Tuesday, June 13, 2006
I am very excited about my new job. I'm going to be the assistant lieutenant in the Santa Cruz-area division of a private nonprofit. Basically, I am in charge of secret operations in Aptos, making sure things that run smoothly. At this point I am pretty much an inspector but if I get promoted, my power will increase exponentially! I'll tell you how it goes.
Monday, June 12, 2006
Four readers. Fine. I didn't expect this to happen. I didn't ask for this to happen. And now, what do you know, it's getting too big. This means that I will have to step away from this whole blog thing unless one of you "cools it'' and stops reading the blog. Folks, I need to keep this sustainable, and to keep this sustainable means that the interest in it needs to be consistent, not 'out of control.' Signing off for now.
Saturday, June 10, 2006
To my readership: After some soul-searching, I have decided not to include controversial content or attractive graphics to increase my readership. I now have THREE readers and if I get more, well, so be it, but I will not go out and court a larger audience.
Wednesday, June 07, 2006
The readership of my blog just increased by 1,000 percent. I have a reader! I know you're out there, though your identity is shrouded in mystery. To keep this welcome trend on target, I plan to 'juice up' the content with controversy soon.
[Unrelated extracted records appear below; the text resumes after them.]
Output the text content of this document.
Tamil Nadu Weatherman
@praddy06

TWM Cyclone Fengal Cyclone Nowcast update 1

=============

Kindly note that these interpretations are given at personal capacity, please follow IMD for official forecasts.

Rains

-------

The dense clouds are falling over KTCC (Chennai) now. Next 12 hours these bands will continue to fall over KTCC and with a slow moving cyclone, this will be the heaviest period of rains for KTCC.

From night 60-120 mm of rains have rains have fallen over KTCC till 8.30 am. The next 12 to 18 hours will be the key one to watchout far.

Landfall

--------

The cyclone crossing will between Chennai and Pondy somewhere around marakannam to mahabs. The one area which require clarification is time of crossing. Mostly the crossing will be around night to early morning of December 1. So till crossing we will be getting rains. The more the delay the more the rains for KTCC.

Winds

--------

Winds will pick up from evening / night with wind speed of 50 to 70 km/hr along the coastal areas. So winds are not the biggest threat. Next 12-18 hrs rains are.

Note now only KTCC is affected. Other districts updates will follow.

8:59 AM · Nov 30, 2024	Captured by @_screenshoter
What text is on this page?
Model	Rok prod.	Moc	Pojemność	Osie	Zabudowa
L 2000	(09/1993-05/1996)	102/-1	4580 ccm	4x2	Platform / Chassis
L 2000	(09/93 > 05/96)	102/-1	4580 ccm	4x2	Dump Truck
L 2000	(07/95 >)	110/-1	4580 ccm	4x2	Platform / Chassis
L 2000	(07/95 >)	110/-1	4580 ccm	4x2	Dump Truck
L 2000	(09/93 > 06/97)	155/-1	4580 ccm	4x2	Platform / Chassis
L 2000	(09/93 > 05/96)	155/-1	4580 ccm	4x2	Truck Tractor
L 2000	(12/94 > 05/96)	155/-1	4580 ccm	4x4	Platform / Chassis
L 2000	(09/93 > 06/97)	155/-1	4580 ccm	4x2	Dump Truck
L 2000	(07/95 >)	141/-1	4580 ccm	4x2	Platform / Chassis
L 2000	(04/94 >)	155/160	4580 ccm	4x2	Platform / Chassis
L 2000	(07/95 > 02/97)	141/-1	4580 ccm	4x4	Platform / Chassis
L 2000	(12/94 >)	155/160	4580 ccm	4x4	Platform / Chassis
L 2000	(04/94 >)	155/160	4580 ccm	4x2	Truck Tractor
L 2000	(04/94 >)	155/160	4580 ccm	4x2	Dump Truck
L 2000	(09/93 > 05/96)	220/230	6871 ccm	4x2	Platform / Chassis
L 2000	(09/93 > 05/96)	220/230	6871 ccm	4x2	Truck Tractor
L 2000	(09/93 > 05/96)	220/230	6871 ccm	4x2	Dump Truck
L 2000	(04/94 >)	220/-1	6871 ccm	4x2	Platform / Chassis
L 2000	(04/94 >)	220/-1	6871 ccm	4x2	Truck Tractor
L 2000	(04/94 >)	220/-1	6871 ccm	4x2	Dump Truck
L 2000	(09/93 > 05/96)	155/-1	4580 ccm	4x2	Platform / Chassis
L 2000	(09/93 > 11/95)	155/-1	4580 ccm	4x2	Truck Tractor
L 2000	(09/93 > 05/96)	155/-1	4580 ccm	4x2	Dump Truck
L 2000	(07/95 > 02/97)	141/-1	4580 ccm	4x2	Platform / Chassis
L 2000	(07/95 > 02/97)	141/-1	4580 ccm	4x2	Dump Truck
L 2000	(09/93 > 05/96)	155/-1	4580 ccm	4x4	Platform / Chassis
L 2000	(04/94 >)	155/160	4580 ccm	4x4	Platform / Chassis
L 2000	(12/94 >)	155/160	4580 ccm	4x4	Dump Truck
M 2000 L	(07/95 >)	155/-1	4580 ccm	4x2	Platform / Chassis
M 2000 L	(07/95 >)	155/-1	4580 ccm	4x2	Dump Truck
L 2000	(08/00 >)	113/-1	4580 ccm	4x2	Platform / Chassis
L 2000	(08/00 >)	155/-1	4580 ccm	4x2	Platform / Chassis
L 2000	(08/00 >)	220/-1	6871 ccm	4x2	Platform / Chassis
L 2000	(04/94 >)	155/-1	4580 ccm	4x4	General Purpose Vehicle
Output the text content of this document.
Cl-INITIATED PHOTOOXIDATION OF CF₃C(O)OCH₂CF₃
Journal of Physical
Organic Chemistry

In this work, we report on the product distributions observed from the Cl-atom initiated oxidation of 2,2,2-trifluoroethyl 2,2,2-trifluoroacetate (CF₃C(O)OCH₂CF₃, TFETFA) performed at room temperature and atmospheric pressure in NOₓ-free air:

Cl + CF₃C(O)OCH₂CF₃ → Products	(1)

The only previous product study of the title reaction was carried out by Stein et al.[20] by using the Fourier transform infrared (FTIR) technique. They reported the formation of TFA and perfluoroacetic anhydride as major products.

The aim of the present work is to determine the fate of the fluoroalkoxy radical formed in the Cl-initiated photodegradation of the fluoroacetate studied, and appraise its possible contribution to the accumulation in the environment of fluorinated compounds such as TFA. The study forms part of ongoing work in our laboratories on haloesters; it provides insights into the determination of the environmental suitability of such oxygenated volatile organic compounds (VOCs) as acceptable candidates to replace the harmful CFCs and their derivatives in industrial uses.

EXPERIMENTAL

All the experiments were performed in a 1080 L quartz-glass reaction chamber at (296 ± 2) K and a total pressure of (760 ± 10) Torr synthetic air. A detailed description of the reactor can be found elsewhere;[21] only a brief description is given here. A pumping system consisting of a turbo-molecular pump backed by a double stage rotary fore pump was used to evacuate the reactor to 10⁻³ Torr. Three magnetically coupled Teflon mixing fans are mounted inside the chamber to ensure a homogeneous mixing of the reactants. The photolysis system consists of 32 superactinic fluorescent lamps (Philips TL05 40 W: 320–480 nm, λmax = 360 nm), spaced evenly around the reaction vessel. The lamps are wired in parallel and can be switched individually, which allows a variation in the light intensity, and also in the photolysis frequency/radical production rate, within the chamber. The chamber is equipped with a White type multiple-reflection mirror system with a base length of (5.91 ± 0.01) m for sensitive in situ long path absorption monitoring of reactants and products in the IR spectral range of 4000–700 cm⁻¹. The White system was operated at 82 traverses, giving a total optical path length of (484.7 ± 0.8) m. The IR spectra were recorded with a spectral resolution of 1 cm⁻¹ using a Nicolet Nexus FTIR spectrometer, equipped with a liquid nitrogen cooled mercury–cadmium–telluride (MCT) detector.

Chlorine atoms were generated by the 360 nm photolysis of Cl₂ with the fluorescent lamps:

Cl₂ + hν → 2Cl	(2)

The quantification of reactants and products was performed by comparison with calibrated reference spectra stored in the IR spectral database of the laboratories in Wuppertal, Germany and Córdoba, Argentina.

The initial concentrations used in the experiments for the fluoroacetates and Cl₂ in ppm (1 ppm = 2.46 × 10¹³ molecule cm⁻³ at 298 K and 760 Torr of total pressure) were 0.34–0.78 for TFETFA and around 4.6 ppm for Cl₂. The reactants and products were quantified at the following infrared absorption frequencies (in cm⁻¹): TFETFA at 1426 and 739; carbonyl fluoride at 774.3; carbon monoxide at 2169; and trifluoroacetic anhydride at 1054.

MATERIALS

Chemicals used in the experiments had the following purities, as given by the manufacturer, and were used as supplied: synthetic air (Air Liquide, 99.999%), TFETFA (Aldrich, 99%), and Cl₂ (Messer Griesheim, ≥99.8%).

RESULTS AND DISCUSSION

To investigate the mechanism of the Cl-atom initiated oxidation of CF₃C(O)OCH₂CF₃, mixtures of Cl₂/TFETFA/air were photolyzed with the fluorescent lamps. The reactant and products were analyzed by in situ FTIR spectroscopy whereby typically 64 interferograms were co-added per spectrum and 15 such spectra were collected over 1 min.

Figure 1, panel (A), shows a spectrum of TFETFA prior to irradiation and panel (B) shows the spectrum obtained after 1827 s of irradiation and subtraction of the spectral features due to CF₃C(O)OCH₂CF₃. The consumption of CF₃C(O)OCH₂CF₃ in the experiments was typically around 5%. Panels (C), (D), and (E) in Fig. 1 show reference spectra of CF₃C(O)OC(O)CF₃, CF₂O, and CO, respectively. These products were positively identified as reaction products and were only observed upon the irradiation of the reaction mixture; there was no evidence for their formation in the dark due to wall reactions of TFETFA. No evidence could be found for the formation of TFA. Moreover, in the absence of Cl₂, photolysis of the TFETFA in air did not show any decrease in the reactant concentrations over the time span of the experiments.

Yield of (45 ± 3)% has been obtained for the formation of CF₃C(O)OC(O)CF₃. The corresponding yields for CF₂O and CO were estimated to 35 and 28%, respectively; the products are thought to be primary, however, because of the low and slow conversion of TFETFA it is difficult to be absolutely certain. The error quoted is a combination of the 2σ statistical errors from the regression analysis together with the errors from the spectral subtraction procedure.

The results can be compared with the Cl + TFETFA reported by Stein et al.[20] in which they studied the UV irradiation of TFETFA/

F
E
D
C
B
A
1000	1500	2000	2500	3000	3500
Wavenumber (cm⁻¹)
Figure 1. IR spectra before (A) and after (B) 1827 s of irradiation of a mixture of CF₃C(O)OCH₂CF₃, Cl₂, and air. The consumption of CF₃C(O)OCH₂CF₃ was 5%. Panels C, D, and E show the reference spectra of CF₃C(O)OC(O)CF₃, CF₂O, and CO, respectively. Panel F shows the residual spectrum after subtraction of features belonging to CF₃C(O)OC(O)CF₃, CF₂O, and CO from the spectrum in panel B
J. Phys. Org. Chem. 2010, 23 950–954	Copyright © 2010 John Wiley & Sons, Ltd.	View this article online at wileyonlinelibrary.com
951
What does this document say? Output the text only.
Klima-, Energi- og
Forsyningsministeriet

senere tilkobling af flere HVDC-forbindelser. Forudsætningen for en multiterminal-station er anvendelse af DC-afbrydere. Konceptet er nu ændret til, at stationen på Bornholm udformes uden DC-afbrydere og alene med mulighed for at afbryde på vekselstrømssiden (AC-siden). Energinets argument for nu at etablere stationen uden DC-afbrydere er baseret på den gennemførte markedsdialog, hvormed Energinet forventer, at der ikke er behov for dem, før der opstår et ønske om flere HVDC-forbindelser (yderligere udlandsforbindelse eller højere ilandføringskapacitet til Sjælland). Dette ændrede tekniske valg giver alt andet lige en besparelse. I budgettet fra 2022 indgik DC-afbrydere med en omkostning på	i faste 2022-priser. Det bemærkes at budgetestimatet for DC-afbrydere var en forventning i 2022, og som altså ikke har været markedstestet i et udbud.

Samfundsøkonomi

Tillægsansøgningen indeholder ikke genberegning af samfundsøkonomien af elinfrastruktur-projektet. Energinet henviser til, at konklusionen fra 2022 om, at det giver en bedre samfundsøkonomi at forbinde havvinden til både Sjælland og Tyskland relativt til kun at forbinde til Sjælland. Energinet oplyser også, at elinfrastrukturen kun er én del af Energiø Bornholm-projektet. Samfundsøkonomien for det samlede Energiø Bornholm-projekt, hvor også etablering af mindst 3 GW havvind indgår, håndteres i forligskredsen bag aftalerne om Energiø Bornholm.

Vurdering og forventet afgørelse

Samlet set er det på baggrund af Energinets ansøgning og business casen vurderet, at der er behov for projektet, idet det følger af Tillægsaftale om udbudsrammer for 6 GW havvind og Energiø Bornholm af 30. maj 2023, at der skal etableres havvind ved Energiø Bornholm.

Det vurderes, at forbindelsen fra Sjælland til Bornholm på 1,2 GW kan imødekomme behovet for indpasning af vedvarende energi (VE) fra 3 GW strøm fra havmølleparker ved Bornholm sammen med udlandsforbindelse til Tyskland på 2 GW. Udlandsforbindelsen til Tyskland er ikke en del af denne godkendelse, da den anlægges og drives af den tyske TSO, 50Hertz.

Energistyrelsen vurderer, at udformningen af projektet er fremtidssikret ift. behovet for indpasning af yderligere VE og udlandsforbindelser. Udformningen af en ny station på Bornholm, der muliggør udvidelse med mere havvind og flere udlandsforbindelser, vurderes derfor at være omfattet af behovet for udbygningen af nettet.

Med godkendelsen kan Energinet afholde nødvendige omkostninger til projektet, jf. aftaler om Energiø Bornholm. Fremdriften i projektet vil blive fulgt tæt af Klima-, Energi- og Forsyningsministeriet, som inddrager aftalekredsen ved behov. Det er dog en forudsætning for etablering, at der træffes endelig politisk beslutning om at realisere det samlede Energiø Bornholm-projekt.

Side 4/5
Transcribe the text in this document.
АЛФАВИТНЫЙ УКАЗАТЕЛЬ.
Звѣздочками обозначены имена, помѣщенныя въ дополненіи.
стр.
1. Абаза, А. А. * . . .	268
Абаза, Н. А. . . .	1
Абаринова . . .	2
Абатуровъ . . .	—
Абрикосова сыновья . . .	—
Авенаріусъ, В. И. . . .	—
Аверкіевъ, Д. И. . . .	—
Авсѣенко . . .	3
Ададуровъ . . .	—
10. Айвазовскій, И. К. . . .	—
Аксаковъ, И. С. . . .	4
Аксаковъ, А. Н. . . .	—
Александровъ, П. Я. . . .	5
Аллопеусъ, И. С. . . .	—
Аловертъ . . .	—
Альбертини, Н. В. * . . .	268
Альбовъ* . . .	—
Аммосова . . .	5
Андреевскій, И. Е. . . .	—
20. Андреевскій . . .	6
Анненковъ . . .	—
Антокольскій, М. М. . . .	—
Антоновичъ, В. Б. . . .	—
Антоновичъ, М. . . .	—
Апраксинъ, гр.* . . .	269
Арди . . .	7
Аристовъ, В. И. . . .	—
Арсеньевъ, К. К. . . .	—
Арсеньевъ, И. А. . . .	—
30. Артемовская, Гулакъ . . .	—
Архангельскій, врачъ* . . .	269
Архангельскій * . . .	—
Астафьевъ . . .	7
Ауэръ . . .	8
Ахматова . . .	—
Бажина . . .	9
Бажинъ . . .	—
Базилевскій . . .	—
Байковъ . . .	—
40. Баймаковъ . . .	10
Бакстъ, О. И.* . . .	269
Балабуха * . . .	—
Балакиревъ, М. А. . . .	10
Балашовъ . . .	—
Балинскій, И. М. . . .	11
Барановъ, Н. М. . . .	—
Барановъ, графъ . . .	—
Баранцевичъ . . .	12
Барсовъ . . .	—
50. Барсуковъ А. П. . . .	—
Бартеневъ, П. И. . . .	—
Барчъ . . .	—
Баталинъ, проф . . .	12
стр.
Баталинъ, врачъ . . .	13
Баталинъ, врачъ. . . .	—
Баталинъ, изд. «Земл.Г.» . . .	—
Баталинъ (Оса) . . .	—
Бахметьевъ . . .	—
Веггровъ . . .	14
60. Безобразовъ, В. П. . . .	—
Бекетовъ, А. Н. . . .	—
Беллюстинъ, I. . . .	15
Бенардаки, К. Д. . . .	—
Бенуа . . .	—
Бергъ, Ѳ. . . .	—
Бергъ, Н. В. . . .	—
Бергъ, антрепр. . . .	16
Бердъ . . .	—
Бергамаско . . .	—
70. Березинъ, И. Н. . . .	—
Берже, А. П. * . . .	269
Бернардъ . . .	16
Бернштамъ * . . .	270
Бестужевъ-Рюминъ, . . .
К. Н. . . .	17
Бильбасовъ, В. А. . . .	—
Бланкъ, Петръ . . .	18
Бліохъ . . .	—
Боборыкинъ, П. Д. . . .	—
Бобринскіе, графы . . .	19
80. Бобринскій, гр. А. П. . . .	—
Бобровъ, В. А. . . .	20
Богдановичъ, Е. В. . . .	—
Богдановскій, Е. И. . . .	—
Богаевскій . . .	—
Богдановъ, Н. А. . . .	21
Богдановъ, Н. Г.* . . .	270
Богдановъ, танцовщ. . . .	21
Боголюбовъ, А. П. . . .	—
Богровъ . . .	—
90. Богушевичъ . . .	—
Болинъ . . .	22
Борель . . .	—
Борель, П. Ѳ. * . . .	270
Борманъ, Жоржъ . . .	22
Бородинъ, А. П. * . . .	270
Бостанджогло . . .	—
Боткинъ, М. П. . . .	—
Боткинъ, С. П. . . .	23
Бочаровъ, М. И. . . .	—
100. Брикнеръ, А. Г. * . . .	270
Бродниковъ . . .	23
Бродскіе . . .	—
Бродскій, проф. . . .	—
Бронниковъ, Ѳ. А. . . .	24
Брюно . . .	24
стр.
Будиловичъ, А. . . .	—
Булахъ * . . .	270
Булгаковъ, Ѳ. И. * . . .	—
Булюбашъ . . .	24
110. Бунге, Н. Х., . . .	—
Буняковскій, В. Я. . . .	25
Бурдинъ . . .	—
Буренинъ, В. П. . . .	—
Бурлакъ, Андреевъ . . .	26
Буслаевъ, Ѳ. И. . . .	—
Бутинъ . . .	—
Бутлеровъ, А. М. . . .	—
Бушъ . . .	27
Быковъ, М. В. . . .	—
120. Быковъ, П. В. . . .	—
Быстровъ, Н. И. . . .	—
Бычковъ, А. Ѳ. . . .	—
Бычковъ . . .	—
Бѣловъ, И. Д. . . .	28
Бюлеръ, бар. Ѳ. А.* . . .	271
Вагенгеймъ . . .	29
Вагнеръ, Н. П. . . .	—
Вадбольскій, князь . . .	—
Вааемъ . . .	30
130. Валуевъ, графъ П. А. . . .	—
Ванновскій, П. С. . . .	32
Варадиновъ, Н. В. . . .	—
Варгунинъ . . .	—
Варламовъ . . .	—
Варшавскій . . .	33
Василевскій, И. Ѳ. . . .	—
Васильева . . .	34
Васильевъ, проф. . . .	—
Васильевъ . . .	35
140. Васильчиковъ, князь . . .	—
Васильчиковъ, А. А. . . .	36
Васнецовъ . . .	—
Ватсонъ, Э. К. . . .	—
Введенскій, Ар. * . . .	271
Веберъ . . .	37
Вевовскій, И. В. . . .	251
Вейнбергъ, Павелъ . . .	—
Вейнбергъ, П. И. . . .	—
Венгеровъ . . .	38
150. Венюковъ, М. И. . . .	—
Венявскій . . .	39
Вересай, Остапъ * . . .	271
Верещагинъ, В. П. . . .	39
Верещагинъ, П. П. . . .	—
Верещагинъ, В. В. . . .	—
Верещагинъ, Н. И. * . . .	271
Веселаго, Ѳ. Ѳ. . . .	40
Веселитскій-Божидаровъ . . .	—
Hooray. (I have some idea of my one reader's identity but will keep my hunches to myself.) I am glad for the increase in readership but will not let it go to my head. Pretty soon I will have more readers than I can handle and this whole thing will get out of control.
Tuesday, June 06, 2006
I am starting to wonder if there is a cause/effect relationship between the penetrating dullness of my blog and the size of my readership, which remains in the low one figures. There are 277 million Internet users out there. They are all looking at other blogs but not mine. I have two options. 1. To 'spice up' the content or 2. To customize the blog so it appeals to certain demographics. I'm too lazy to pursue these options. If you aren't interested in reading about parking tickets, lethargy and pets, you might want to look elsewhere.